From Ottoman Istanbul: A Sufi cure for a dream drought

According to his biographers, when Ibrahim Tennuri wanted to become a disciple of the Bayrami sheikh Akşemseddîn (d. 1459), the sheikh asked him about his dreams. As he could not remember any, he was placed in a retreat for forty days. The retreat worked: he had a hundred dreams and remembered each with great precision.



The subject of this review article is Dreams and Lives in Ottoman Istanbul: A Seventeenth-Century Biographer's Perspective  by Asli Niyazioğlu. Published by Routledge for the Birmingham Byzantine and Ottoman Studies Series, 2016. 
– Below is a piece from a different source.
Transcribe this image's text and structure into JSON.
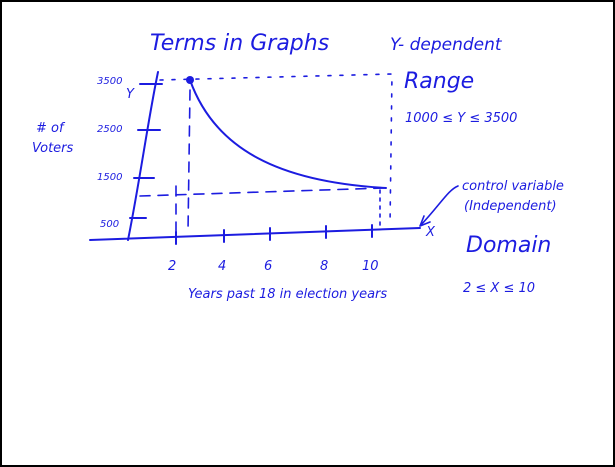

Art: anonymous painted illustration of the garden of Sa'dabad at Kağıthane, Istanbul, ca. 1720.

1 comment:

nina said...

I am not sure but I think scary times are far more favourable for dreams and revelations of the soul than comfortable periods.
It will sound very unkind (and I apologize for it) but for true practitioners miserable conditions give the possibility to look for deeper joy than conventional one.
I don´t recall many powerful dreams from quiet times but I remember a few life-awakening dreams from desperate moments in life.
We can´t really say from our small perspective which higher purpose the temporary evil serves for. But I imagine it is here to waken us up to our real task in life. In good times we can fantasize a lot, in bad times we are made to search for the real and we can achieve the freedom which is totally independent from outer conditions.
At last, the soul isn´t hurt by humiliating outer conditions, it´s our ego which suffers most.